I wasn’t wrong. This is exactly that.

The only reason I watched this is because I just revisited the original trilogy of films and if I could sit through RoboCop 3, I could at least try and sit through this. That being said, this is better than RoboCop 3 but that doesn’t really say much about the quality of this picture as the aforementioned movie is absolute dogshit.

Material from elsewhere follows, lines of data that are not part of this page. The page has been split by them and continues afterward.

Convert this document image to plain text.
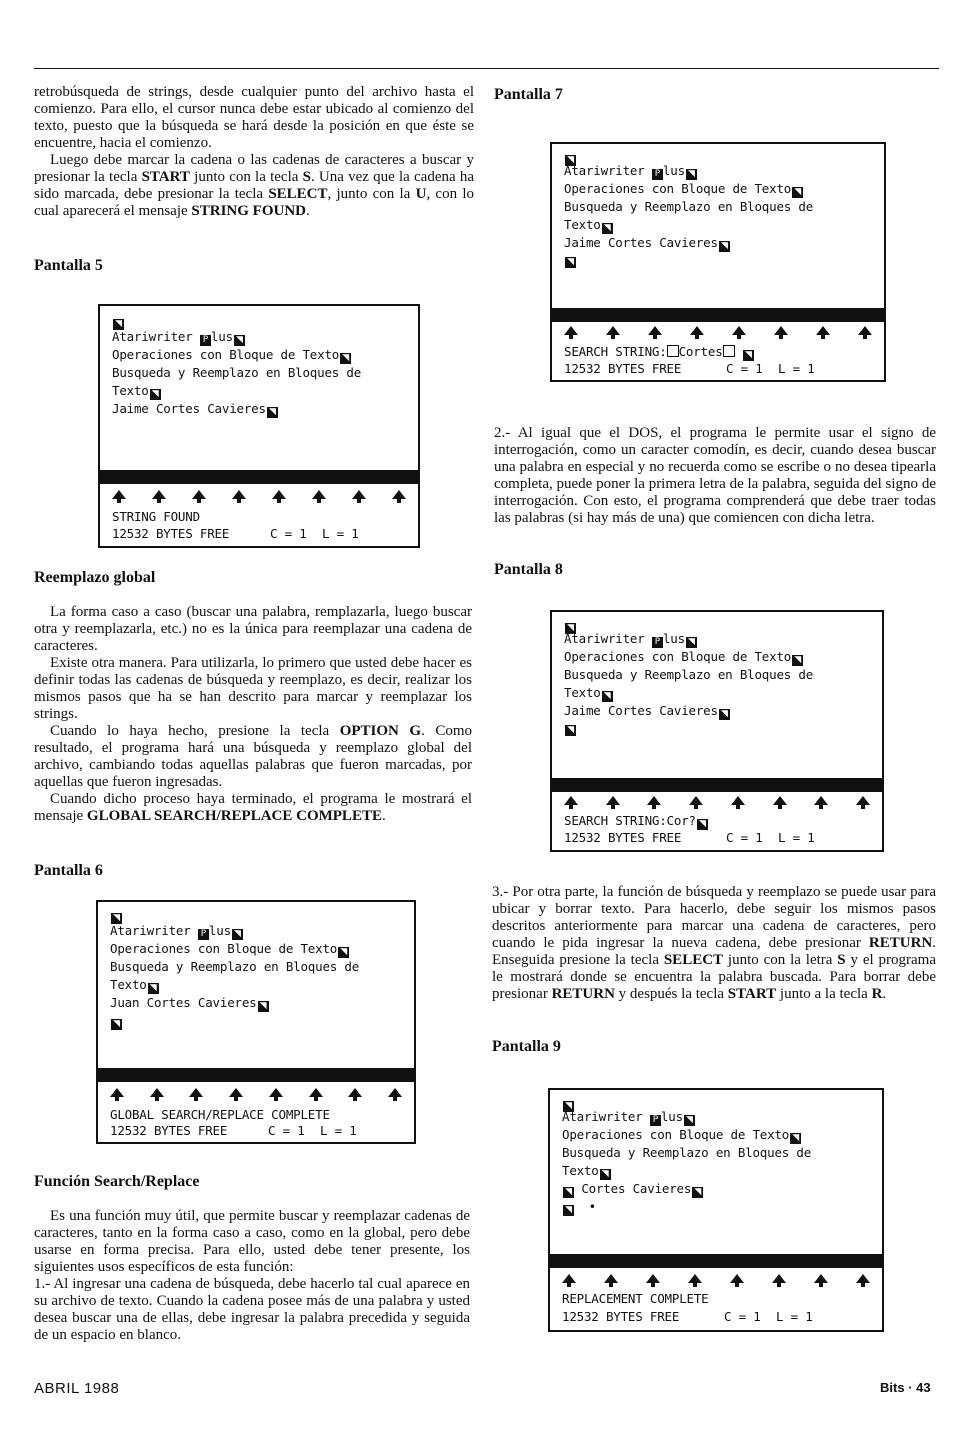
retrobúsqueda de strings, desde cualquier punto del archivo hasta el comienzo. Para ello, el cursor nunca debe estar ubicado al comienzo del texto, puesto que la búsqueda se hará desde la posición en que éste se encuentre, hacia el comienzo.

Luego debe marcar la cadena o las cadenas de caracteres a buscar y presionar la tecla START junto con la tecla S. Una vez que la cadena ha sido marcada, debe presionar la tecla SELECT, junto con la U, con lo cual aparecerá el mensaje STRING FOUND.

Pantalla 5
◥
Atariwriter P lus ◥
Operaciones con Bloque de Texto ◥
Busqueda y Reemplazo en Bloques de
Texto ◥
Jaime Cortes Cavieres ◥
STRING FOUND
12532 BYTES FREE	C = 1 L = 1
Reemplazo global

La forma caso a caso (buscar una palabra, remplazarla, luego buscar otra y reemplazarla, etc.) no es la única para reemplazar una cadena de caracteres.

Existe otra manera. Para utilizarla, lo primero que usted debe hacer es definir todas las cadenas de búsqueda y reemplazo, es decir, realizar los mismos pasos que ha se han descrito para marcar y reemplazar los strings.

Cuando lo haya hecho, presione la tecla OPTION G. Como resultado, el programa hará una búsqueda y reemplazo global del archivo, cambiando todas aquellas palabras que fueron marcadas, por aquellas que fueron ingresadas.

Cuando dicho proceso haya terminado, el programa le mostrará el mensaje GLOBAL SEARCH/REPLACE COMPLETE.

Pantalla 6
◥
Atariwriter P lus ◥
Operaciones con Bloque de Texto ◥
Busqueda y Reemplazo en Bloques de
Texto ◥
Juan Cortes Cavieres ◥
◥
GLOBAL SEARCH/REPLACE COMPLETE
12532 BYTES FREE	C = 1 L = 1
Función Search/Replace

Es una función muy útil, que permite buscar y reemplazar cadenas de caracteres, tanto en la forma caso a caso, como en la global, pero debe usarse en forma precisa. Para ello, usted debe tener presente, los siguientes usos específicos de esta función:

1.- Al ingresar una cadena de búsqueda, debe hacerlo tal cual aparece en su archivo de texto. Cuando la cadena posee más de una palabra y usted desea buscar una de ellas, debe ingresar la palabra precedida y seguida de un espacio en blanco.

Pantalla 7
◥
Atariwriter P lus ◥
Operaciones con Bloque de Texto ◥
Busqueda y Reemplazo en Bloques de
Texto ◥
Jaime Cortes Cavieres ◥
◥
SEARCH STRING: Cortes ◥
12532 BYTES FREE	C = 1 L = 1

2.- Al igual que el DOS, el programa le permite usar el signo de interrogación, como un caracter comodín, es decir, cuando desea buscar una palabra en especial y no recuerda como se escribe o no desea tipearla completa, puede poner la primera letra de la palabra, seguida del signo de interrogación. Con esto, el programa comprenderá que debe traer todas las palabras (si hay más de una) que comiencen con dicha letra.

Pantalla 8
◥
Atariwriter P lus ◥
Operaciones con Bloque de Texto ◥
Busqueda y Reemplazo en Bloques de
Texto ◥
Jaime Cortes Cavieres ◥
◥
SEARCH STRING:Cor? ◥
12532 BYTES FREE	C = 1 L = 1

3.- Por otra parte, la función de búsqueda y reemplazo se puede usar para ubicar y borrar texto. Para hacerlo, debe seguir los mismos pasos descritos anteriormente para marcar una cadena de caracteres, pero cuando le pida ingresar la nueva cadena, debe presionar RETURN. Enseguida presione la tecla SELECT junto con la letra S y el programa le mostrará donde se encuentra la palabra buscada. Para borrar debe presionar RETURN y después la tecla START junto a la tecla R.

Pantalla 9
◥
Atariwriter P lus ◥
Operaciones con Bloque de Texto ◥
Busqueda y Reemplazo en Bloques de
Texto ◥
◥ Cortes Cavieres ◥
◥ •
REPLACEMENT COMPLETE
12532 BYTES FREE	C = 1 L = 1
ABRIL 1988	Bits · 43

The only thing that makes this movie a little bit palatable is the cast. I was kind of intrigued that this attracted so many high profile actors to it and they really are the best part of the film. Gary Oldman owned all of his scenes, Michael Keaton was neat as a baddie and Samuel Jackson was the most entertaining element in the entire picture.

Sadly, none of the charm from these three solid actors rubbed off on Joel Kinnaman, who was the main star and the one thing in the film that had to work if this movie wasn’t going to be a complete dud.

The problem is that there really wasn’t a difference between human Alex Murphy and RoboCop Alex Murphy because Kinnaman played this like a robot from start to finish. He was a charisma vacuum that sucked so hard that he drained the charisma out of the more talented actors around him. As good and emotionally effective as Abbie Cornish was as RoboCop’s wife, she was stifled by her co-star’s complete inability to play his role convincingly. It’s like a wrestling match where the guy getting beat up doesn’t sell for the wrestler doing all of his signature moves.

There are other problems as well.

For instance, there are no memorable action scenes. I guess the part where RoboCop storms OmniCorp and fights a bunch of ED-209s is the highlight but its really kind of forgettable. By comparison, the two times RoboCop confronts an ED-209 in the original film, it is more memorable than this. So maybe less is more? This film kind of Michael Bays it up with an over the top action sequence that doesn’t serve much of a purpose other than wrecking RoboCop’s armor so that he looks cooler for the final showdown.

Also, the emotional journey of Alex Murphy is confusing and really sloppy. It’s not portrayed in a fluid way and I think we’re just supposed to guess at his emotions as Kinnaman gives blank stares while flashbacks overtake his circuits. Every now and then a scientist explains what’s happening but we really didn’t need this in the first two films, as Peter Weller conveyed real emotion regardless of being a robot.

There also aren’t any clear cut villains in this in the same way that there were in the other films. Sure, you suspect that Michael Keaton is evil but there isn’t a “big evil” that you need to see vanquished like Clarence Boddicker, Dick Jones or Kane from the first two movies.

Also, Alex Murphy’s death in this is weak and completely lacks the effect that his death had in the original film. Which also means that I need to point out that this film also completely lacks any real violence. The first film had a huge impact because you believed that the world RoboCop inhabited was extremely dangerous.

There were no montages of RoboCop cleaning up the streets like we got in the first two films. Those were always important sequences that helped build the world RoboCop lived and worked in. I don’t see this new version of Detroit as dangerous at all.

I did like the intro to the film though, which saw a bunch of ED-209s and RoboCop-like drones deal with a terror threat in Tehran but this felt like it was ripped right from the first act of the video game Metal Gear Solid 4. Granted, I love that game so seeing what appeared to be an homage to it was kind of cool.

Ultimately, this was pretty much a pile of shit. I think most people agree with me, as there haven’t been sequels to this and the next RoboCop movie, which is currently entering production, is a direct sequel to the first film and ignores this snoozefest completely.

Rating: 4.75/10
Pairs well with: skim milk and cardboard.